PRESIDENT Paula Mae Weekes told graduates of the Duke of Edinburgh Awards they have the power to confront unparalled challenges as they would, one day, hold the reigns of power and have to make vital decisions.
She outlined challenges such as the pressures of social media, rampant criminal activity and the alarmingly fast rate of environmental degradation.”
She said those challenges, “must be tackled by today’s youths who will one day hold the reign of power in this country and make the decisions that matter.”
Addressing 48 graduates of the programme now known as the President’s Awards of which she is the patron, Weekes said the skills, values and principles she learned when as a student of Bishop’s Anstey in 1974 when she was a participant has played a vital role in her life and overall development.
She said she was certain it would do the same for the silver and gold participants she presented awards to on Saturday evening at a ceremony held at the San Fernando Hill visitor’s centre, and help them take up the reign of power when that time comes.
“At the time of my involvement, TT was not yet a Republic so the programme was still known as the Duke of Edinburgh Awards Scheme which had been established in 1956 out of concern for the well-being of young boys in the post war world.
“The world has changed drastically since then.”

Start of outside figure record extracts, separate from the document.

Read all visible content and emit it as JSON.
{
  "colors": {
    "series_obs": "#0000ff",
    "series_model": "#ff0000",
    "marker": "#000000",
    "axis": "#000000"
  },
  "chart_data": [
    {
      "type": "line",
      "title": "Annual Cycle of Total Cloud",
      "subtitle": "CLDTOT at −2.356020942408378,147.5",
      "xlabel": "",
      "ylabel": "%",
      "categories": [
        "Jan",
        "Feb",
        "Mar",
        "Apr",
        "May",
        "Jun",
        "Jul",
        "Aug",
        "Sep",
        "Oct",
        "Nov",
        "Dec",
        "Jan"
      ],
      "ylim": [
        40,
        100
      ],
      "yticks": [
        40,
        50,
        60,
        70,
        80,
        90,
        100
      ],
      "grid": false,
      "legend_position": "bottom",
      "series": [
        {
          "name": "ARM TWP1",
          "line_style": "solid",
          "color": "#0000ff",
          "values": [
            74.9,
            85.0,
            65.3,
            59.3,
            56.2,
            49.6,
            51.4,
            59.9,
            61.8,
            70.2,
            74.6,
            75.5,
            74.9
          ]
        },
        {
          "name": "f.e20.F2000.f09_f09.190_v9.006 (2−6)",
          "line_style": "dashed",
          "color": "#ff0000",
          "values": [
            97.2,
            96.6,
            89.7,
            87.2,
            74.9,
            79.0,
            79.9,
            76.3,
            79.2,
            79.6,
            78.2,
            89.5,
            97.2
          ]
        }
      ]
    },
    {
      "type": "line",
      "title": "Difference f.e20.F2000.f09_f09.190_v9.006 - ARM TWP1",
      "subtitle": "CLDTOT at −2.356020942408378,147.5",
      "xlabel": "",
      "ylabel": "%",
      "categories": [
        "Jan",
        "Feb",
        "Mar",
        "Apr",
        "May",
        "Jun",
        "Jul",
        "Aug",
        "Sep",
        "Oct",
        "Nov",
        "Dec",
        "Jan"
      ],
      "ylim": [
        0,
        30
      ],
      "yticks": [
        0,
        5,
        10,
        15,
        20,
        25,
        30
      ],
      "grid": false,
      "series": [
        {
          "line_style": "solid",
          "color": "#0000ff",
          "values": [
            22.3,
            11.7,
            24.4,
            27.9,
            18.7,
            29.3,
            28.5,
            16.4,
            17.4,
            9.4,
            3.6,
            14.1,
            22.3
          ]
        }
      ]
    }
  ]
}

She said while youths are facing more unparalled challenges, “on the flip side young people today hold formidable demographic power and it is critical that we tap into this potential by equipping our young people with the appropriate skills and values to navigate and eventually run the world successfully.”
She said programmes such as the President’s Awards were ideal for bridging the gap between education and employment and equipped young people with a capability, resolve and creativity to make the transition and become valuable assets to their country.
She urged the students to make good use of what had been imparted to them through the sacrifices of their leaders, to manage their workload and focus on the drive and sacrifice required to be successful.
“Getting your priority straight is a critical part of being successful.”
As graduates of an organisation which bears the crest of the President of TT, she said they had a solemn duty to be excellent ambassadors and distinguish themselves in education and their future career path.
She said they had already overcome many obstacles and crossed the finish line which meant they were prepared to face the world and make wise decisions and choices in their lives.
“The strong internal values nurtured in this programme will serve as anchors for when the going gets rough, and it will.”
For her, she said, the most important take away of the programme was a sense of civic mindedness through the volunteering component many would have given time and effort to, such as preserving the environment, bringing cheer to the downtrodden or bringing about change for better.
“This country is in need of people who understand the value of contributing and giving back to the society.
“Contrary to popular belief, the process of nation building is not the sole remit of the powers that be. It is the responsibility of every single one of us.
“I hope that having been exposed to the PA that this vital aspect of citizenship will continue to demonstrate due care, consideration and responsibility to your country.
“These lessons are on my list amongst the most important that you have learnt in this life."